Introduceren van een groenblauw cultuurhart als regionale magneet
CrossMark als programmatisch, complementair verlengstuk van de binnenstad door maken verbinding en bieden van samenhang.
Aantrekken van een unieke (inter)nationaal trekpleister op het gebied van cultuur en leisure.
8. Initiatieven koesteren als activator
Inzetten op ‘placemaking’ door lokale initiatieven te stimuleren en positioneren van smaakmakers
Het op korte termijn activeren van het gebied door tijdelijke gebruiksvormen
Inzetten van een branding strategie om eigenaarschap te creëren
9. Een klimaatadaptief en duurzaam stadsdeel
Een duurzaam en robuust maaiveldpeil voor de lange termijn vaststellen
Klimaatproblematieken beteugelen door het versterken van groenblauwe structuren
Inzetten op flexibiliteit, circulariteit en lokaliteit van inrichting en programma
10. Landschap en natuur tot in het hart van de stad
De Mark als ecologische verbinding tussen stad en land
Het landschap en de natuur integreren in de wijk als hoofdgroenstructuur
Ruimte bieden voor een variatie aan ecotypen
3 Opdracht en aanpak 2021
De Nota van uitgangspunten bevat een routekaart met de activiteiten en producten die de komende jaren verricht respectievelijk gemaakt worden om de herontwikkeling van het gebied en de
samenwerking vorm te geven. Eerste stap is het sluiten van een Intentieovereenkomst waarin partijen afspraken maken over het vervolgproces, eigendom en beheer. Onderhavig plan van aanpak maakt onderdeel uit van de intentieovereenkomst.

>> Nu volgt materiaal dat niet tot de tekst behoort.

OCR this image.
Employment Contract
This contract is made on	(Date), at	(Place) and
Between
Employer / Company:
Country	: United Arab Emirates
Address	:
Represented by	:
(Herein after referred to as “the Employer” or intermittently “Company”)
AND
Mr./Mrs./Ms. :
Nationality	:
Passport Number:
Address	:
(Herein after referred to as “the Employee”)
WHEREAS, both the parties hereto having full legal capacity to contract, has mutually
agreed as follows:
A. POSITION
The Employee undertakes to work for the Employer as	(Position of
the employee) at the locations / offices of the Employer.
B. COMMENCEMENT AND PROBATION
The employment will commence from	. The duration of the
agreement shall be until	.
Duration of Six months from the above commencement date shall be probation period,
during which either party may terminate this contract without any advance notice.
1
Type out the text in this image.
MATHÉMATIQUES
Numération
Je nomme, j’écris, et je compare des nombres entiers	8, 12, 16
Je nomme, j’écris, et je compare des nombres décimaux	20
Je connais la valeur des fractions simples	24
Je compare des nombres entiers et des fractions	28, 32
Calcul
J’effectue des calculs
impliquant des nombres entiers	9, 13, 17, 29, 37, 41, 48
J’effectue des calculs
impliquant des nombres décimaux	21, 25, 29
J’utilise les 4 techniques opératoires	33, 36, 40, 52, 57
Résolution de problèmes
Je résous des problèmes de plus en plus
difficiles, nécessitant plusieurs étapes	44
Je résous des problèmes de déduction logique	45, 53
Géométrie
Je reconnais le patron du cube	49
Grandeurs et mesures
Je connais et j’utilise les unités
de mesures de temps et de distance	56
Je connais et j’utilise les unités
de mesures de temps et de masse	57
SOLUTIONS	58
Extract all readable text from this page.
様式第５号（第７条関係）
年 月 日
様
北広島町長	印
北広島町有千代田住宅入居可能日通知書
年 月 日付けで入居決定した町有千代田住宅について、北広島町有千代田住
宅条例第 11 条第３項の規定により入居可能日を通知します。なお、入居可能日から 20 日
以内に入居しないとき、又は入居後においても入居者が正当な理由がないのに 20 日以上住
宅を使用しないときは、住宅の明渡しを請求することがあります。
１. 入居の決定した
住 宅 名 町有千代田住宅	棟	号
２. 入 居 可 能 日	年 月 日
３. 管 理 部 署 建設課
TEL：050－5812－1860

We starten met het Gebiedsonderzoek bestaande uit de volgende activiteiten:
- Het uitwerken van een ontwikkelperspectief met programmering en strategie om tot
herontwikkeling van ‘t Zoet te komen, voorzien van een investeringsraming en businesscase op hoofdlijnen.
- Het uitwerken van de vorm en wijze van samenwerken voor de herontwikkeling van ‘t Zoet, voorzien van een financiële propositie en investeringsstrategie.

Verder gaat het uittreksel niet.